Simon Stone: Medea

Burgtheater 22.12.18

Regie:Simon Stone

Anna: Caroline Peters
Lucas: Steven Scharf
Clara: Mavie Hörbiger
Christoph: Christoph Luser
Anne-Marie-Lou: Irina Sulaver
Herbert: Falk Rockstroh

„Nach Euripides“ steht hinter dem Titel, was mir schon beim Betreten des Burgtheaters Sorgenfalten auf die Stirn treibt. Wieso etwas verbessern oder modernisieren, was ohnehin schon zu den besten Texten des europäischen Theaters gehört?
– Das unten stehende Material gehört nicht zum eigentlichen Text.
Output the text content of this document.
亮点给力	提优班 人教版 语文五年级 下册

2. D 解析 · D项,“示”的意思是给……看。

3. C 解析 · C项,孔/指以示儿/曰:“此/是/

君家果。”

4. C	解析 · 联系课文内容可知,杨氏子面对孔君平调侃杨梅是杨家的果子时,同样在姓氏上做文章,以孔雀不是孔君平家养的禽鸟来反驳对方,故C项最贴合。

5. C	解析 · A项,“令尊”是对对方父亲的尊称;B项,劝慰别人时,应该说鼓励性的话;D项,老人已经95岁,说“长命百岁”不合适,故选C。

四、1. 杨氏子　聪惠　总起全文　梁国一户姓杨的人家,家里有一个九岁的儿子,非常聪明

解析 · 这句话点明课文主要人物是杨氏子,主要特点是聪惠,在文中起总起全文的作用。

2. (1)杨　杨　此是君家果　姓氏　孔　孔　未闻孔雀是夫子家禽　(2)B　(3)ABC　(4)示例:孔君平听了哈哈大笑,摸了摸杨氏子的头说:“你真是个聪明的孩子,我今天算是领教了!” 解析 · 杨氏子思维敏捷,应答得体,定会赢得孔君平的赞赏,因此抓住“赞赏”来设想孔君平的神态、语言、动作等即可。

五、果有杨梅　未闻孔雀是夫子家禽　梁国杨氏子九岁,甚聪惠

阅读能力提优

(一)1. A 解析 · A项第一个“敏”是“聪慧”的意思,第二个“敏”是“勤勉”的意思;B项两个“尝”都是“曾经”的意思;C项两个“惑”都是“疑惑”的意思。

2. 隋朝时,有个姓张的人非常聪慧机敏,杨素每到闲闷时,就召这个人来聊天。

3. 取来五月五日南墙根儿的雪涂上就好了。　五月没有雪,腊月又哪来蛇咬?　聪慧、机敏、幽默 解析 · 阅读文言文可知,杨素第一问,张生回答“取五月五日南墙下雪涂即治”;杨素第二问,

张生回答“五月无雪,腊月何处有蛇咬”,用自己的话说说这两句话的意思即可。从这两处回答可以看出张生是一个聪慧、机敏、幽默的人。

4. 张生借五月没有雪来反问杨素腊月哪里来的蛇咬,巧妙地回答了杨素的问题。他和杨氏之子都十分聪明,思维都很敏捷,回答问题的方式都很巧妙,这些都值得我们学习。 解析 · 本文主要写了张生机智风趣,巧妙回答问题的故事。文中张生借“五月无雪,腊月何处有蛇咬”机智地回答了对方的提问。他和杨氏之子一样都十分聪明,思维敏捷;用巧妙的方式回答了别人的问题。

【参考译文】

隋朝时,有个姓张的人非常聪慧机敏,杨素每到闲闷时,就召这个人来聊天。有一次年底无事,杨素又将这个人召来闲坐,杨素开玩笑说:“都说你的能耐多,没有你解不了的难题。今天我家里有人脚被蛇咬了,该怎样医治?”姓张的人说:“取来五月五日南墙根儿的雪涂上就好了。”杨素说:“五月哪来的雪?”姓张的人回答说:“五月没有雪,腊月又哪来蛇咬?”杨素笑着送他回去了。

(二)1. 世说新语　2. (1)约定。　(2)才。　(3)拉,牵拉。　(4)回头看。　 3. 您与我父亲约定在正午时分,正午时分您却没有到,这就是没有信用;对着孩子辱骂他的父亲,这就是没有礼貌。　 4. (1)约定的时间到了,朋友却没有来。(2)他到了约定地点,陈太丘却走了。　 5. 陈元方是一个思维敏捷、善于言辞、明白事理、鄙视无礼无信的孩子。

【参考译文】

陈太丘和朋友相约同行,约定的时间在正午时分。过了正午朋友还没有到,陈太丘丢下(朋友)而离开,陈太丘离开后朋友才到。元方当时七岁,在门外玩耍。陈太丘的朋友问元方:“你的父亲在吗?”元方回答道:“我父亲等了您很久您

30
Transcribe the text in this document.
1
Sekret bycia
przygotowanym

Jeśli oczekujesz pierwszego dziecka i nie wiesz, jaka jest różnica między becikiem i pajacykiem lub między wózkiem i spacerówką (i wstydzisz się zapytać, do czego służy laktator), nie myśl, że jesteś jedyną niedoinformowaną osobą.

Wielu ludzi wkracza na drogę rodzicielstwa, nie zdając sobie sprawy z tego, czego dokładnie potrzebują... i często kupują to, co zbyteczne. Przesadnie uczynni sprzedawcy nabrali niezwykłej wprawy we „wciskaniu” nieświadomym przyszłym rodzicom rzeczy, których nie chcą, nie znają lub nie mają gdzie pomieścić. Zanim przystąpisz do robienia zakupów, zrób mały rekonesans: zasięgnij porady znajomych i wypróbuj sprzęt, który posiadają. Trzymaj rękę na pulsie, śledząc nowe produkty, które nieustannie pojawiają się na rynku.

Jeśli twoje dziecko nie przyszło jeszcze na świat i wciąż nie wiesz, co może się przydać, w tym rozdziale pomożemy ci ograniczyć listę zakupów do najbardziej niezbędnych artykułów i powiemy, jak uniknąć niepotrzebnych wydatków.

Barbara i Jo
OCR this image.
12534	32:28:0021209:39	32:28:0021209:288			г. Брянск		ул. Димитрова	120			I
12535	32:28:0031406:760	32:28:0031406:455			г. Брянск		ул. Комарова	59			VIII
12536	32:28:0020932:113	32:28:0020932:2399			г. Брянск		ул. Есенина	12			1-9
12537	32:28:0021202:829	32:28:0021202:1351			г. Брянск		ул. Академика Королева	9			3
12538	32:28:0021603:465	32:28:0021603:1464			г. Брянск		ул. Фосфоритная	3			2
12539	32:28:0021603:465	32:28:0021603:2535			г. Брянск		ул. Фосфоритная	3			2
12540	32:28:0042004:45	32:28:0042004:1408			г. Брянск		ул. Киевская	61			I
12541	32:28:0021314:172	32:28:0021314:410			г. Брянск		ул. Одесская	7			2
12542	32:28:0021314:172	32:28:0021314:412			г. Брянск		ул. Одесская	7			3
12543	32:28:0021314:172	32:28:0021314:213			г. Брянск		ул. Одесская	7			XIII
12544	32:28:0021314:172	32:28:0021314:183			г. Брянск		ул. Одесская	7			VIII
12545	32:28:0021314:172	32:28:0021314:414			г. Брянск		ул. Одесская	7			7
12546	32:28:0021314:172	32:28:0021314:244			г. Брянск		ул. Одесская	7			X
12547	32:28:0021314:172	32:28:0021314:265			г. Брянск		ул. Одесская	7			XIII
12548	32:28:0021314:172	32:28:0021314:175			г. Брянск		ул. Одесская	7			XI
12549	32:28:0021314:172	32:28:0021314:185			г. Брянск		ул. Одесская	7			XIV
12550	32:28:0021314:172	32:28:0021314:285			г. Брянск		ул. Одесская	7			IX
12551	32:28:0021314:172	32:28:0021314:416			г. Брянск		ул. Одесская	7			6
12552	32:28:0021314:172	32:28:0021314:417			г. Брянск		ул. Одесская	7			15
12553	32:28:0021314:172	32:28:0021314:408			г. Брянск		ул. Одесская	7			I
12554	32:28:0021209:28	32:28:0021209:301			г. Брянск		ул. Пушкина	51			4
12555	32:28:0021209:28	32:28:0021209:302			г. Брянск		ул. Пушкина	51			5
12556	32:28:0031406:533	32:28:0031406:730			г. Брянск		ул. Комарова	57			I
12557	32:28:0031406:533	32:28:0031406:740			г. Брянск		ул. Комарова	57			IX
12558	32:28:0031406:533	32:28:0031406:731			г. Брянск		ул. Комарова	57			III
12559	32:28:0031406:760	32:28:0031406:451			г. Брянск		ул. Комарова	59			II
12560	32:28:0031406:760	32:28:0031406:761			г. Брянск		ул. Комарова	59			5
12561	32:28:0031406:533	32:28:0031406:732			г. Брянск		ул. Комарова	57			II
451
Es stellt sich aber schnell heraus, dass dieses „nach“ sehr weit gefasst ist und mit der Tragödie des antiken Vorbilds im Wesentlichen nur abstrakt die tragische Dynamik gemeinsam hat. Am Ende gibt es also tragödientypisch viele Tote und die berühmte Ermordung der eigenen Kinder durch die Mutter. Viele wichtige Motive des Euripides werden ausgespart, etwa der von Medea explizit gemachte Konflikt zwischen ihrer Vernunft und ihrer mörderischen Leidenschaft. Während Medea ihren Mordplan reflektiert, handelt ihr modernes Gegenstück primär im Affekt aus Eifersucht. Während bei Euripides das xenophobe Element eine wesentliche Rolle spielt, passt sie als „Barbarin“ und Zauberin doch so gar nicht zur griechischen Kultur, spielt Stones Stück im selben sozialen Milieu: Alle Beteiligten gehören der oberen Mittelschicht an und arbeiten in der medizinischen bzw. pharmakologischen Forschung. Es ließen sich noch weitere grundsätzliche Unterschiede aufzählen.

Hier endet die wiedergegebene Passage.